Sejatinya, pihak keluarga bayi asal Gowa tersebut sudah berdamai dengan pihak rumah sakit, namun Irfan AB mengungkapkan jika jalan damai tidak menyelesaikan masalah. Perlu diusut.

"Kita tidak boleh damai, karena berhubungan pelayanan publik. Ini tidak berhenti dengan damai RS dan korban," katanya.

Meskipun sebelumnya sudah melakukan Konsul dengan tujuh dokter ahli, Irfan AB menegaskan bahwa itu belum tuntas. Perlu investigasi dari pihak independen.

"Kesalahan oknum dan kesalahan sistem, ada kesalahan sistem. Saya belum puas hasil investigasi.

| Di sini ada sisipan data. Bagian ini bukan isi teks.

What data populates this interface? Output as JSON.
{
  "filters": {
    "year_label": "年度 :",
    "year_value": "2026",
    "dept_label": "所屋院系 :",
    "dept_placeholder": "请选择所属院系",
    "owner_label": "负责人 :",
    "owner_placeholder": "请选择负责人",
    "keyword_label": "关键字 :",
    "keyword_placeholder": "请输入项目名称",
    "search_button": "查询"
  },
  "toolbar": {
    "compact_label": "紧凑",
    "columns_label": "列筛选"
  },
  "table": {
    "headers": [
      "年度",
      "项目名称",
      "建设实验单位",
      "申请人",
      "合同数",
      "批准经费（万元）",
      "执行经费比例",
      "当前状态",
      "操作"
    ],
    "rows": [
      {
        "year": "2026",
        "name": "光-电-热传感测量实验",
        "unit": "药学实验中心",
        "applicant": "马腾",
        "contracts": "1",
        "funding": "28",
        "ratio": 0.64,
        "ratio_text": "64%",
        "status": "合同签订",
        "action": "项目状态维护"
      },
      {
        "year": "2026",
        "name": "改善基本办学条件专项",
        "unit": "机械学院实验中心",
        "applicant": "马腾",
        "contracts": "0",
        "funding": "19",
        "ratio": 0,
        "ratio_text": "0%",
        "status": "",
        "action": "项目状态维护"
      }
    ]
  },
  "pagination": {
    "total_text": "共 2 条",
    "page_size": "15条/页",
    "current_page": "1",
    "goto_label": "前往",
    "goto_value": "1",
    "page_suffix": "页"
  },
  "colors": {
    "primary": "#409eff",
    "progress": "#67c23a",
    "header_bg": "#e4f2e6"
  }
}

Konsul dengan 7 dokter ahli, saya anggap hasil tidak independen, perlu ada langkah lebih jauh supaya ada langkah independen," tegas Politisi PAN ini.

Menurutnya, sanksi pemotongan tunjangan 20 persen bagi perawat dan pemecatan direktur RS belum cukup.

"Ini kejahatan kemanusiaan, boleh saja kesalahan sistem ini fenomena gunung es. Mungkin kita lihat hanya satu, sesungguhnya banyak di masa lalu kebetulan keluarga tidak komplen tidak terekspos," jelasnya.

Menurutnya, kasus seperti ini tidak boleh terulang kembali. Sehingga diperlukan investigasi lebih dalam. Apalagi menyangkut soal nyawa.

"Kita tidak mau ini terjadi pada keluarga, kok magang diberi kesempatan suntik. Beda magang pabrik mobil dengan RS, karena ini berurusan nyawa," ungkapnya.